Diversity matters tremendously to me, but it’s also hard to tell how programs and percentages affect experience. I joined my team of ~30 as the second woman, and frankly, I was prepared to be miserable until I proved myself. Very fortunately, my team is mostly the type of person that doesn’t make a lot of identity-based assumptions. This type of quality may be easy to tell for sharp people-readers, but otherwise there’s no good question for it.
I loooved asking people about mentorship and companies always had a canned answer something among the lines of “we have senior engineers who love mentoring!!” However, if every company already has a spiel for a question, that probably means the question is useless.
How a company thinks about mentorship matters infinitely less than what it does to promote mentorship. The answer to “what’s your mentorship culture” means nothing. “What’ss your onboarding process for new engineers” and “what kind of technical support are senior engineers expected to give” gives stronger signal. No process and no expectations doesn’t necessarily mean no mentorship; you will just have to fight harder to get help. It swings the burden of mentorship to culture and individual kindness instead of process, which is more unpredictable but maybe more organic. I’ve noticed shyer people tend to be more comfortable with clarity and process.

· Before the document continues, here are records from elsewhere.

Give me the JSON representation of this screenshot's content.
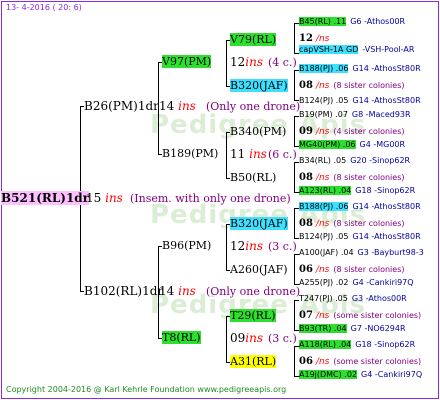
{
  "header": "13- 4-2016 ( 20: 6)",
  "footer": "Copyright 2004-2016 @ Karl Kehrle Foundation    www.pedigreeapis.org",
  "watermark": "Pedigree Apis",
  "root": {
    "label": "B521(RL)1dr",
    "year": "15",
    "ins": "ins",
    "note": "(Insem. with only one drone)"
  },
  "gen1": [
    {
      "label": "B26(PM)1dr",
      "year": "14",
      "ins": "ins",
      "note": "(Only one drone)"
    },
    {
      "label": "B102(RL)1dr",
      "year": "14",
      "ins": "ins",
      "note": "(Only one drone)"
    }
  ],
  "gen2": [
    {
      "label": "V97(PM)",
      "year": "12",
      "ins": "ins",
      "note": "(4 c.)"
    },
    {
      "label": "B189(PM)",
      "year": "11",
      "ins": "ins",
      "note": "(6 c.)"
    },
    {
      "label": "B96(PM)",
      "year": "12",
      "ins": "ins",
      "note": "(3 c.)"
    },
    {
      "label": "T8(RL)",
      "year": "09",
      "ins": "ins",
      "note": "(3 c.)"
    }
  ],
  "gen3": [
    {
      "label": "V79(RL)"
    },
    {
      "label": "B320(JAF)"
    },
    {
      "label": "B340(PM)"
    },
    {
      "label": "B50(RL)"
    },
    {
      "label": "B320(JAF)"
    },
    {
      "label": "A260(JAF)"
    },
    {
      "label": "T29(RL)"
    },
    {
      "label": "A31(RL)"
    }
  ],
  "gen4": [
    {
      "label": "B45(RL) .11",
      "breeder": "G6 -Athos00R"
    },
    {
      "label": "12",
      "ins": "/ns",
      "breeder": ""
    },
    {
      "label": "capVSH-1A GD",
      "breeder": "-VSH-Pool-AR"
    },
    {
      "label": "B188(PJ) .06",
      "breeder": "G14 -AthosSt80R"
    },
    {
      "label": "08",
      "ins": "/ns",
      "breeder": "(8 sister colonies)"
    },
    {
      "label": "B124(PJ) .05",
      "breeder": "G14 -AthosSt80R"
    },
    {
      "label": "B19(PM) .07",
      "breeder": "G8 -Maced93R"
    },
    {
      "label": "09",
      "ins": "/ns",
      "breeder": "(4 sister colonies)"
    },
    {
      "label": "MG40(PM) .06",
      "breeder": "G4 -MG00R"
    },
    {
      "label": "B34(RL) .05",
      "breeder": "G20 -Sinop62R"
    },
    {
      "label": "08",
      "ins": "/ns",
      "breeder": "(8 sister colonies)"
    },
    {
      "label": "A123(RL) .04",
      "breeder": "G18 -Sinop62R"
    },
    {
      "label": "B188(PJ) .06",
      "breeder": "G14 -AthosSt80R"
    },
    {
      "label": "08",
      "ins": "/ns",
      "breeder": "(8 sister colonies)"
    },
    {
      "label": "B124(PJ) .05",
      "breeder": "G14 -AthosSt80R"
    },
    {
      "label": "A100(JAF) .04",
      "breeder": "G3 -Bayburt98-3"
    },
    {
      "label": "06",
      "ins": "/ns",
      "breeder": "(8 sister colonies)"
    },
    {
      "label": "A255(PJ) .02",
      "breeder": "G4 -Cankiri97Q"
    },
    {
      "label": "T247(PJ) .05",
      "breeder": "G3 -Athos00R"
    },
    {
      "label": "07",
      "ins": "/ns",
      "breeder": "(some sister colonies)"
    },
    {
      "label": "B93(TR) .04",
      "breeder": "G7 -NO6294R"
    },
    {
      "label": "A118(RL) .04",
      "breeder": "G18 -Sinop62R"
    },
    {
      "label": "06",
      "ins": "/ns",
      "breeder": "(some sister colonies)"
    },
    {
      "label": "A19j(DMC) .02",
      "breeder": "G4 -Cankiri97Q"
    }
  ],
  "colors": {
    "frame": "#8a2be2",
    "green": "#2ee02e",
    "cyan": "#3ee0ff",
    "yellow": "#ffff00",
    "pink": "#ffc0ff",
    "ins": "#ff0000",
    "note": "#800080",
    "breeder": "#0000a0"
  }
}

Judging quality of mentorship from a company is thus a mix of evaluating process and culture.
The goal of mentorship, to me, is to make the junior engineer independent, and independence means owning shit. My biggest qualm about returning to Airbnb was feeling like I couldn’t “own a big enough piece of the pie” (literal words I used), and even in retrospect I have no idea what I thought ownership meant.
Since working, I’ve seen both desirable and undesirable ownership. In some companies, junior engineers are given a lot of ownership, but over dead-end projects that no one else wants. Of course, one starts from the bottom in the beginning of any career, but some software engineering tasks are purely operations, and owning them does not help in acquiring more advanced projects.
Owning desirable projects comes down to whether the team a) has desirable projects b) trusts or needs a relatively new person to own them. My team was constantly overbooked last quarter: while unsustainable long term, it meant I was able to lead both an asset launch and a major production migration as someone who’s never done either. This was a boon to my learning. How fast it happened was entirely based on the available opportunities, which was partially a stroke of luck, but also entirely dependent on the company having ambitious goals and my team being needed to fulfill them.